Gas Prices Hit Six-Year Seasonal High
National average up 11 cents per gallon vs. year ago, AAA reports
WASHINGTON -- The national average price for regular unleaded gasoline has hit the highest price for early summer in six years, AAA has reported.
Almost one month into the 2014 summer driving season, the national average has hit $3.68 per gallon. AAA noted that the average has bumped up for the past 12 consecutive days by a total of 4 cents per gallon (CPG), approaching 2014's current retail price peak of $3.70 per gallon, hit in late April. The current national average represents a 2-CPG increase from a week ago, 3 CPG greater than a month ago and 11 CPG vs. a year ago.
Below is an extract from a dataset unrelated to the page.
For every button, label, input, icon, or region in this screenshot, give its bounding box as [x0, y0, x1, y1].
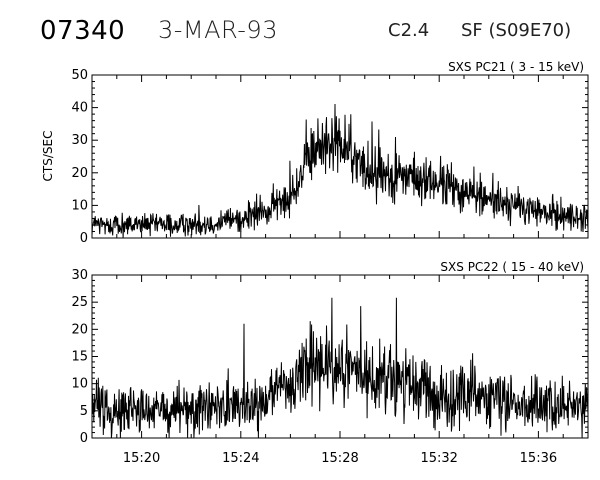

The drivers' advocacy association cited a spike in global oil prices for the U.S. gas price increase; crude prices have risen because of concerns about violence spreading in Iraq toward its southern regions, where most of its oil production takes place. Iraq is the second-largest producer among members of the Organization of Petroleum Exporting Countries (OPEC).
Previously, before the crisis in Iraq flared up, AAA had projected that the national gas price average would actually drop 10 to 15 CPG for the month of June. "This means that even though the national average has only increased a few cents per gallon since the Iraq violence intensified, drivers are likely to pay substantially higher gas prices than they would have otherwise," AAA's Michael Green said.
Three states have seen gas prices of more than $4 per gallon for over a month: Hawaii (current state average is $4.34 per gallon), California ($4.15 average) and Alaska ($4.10 average). Meanwhile, AAA reported that prices have risen in 43 states and the District of Columbia vs. the previous week, with a 5-CPG or greater increase in 18 of them. Some states, mainly in the Midwest, have actually seen a drop in gas prices of 1 CPG or more, including Indiana (-14 CPG), Ohio (-13 CPG), Michigan (-10 CPG), Illinois (-4 CPG) and Kentucky (-3 CPG).
Compared to a year ago, 41 states and Washington, D.C., are experiencing higher average gas prices, with 33 and D.C. paying 10 CPG or more, said AAA. In the eight states with lower prices year over year, North Dakota and Utah were the only ones with double-digit decreases, or -13 CPG and -12 CPG, respectively.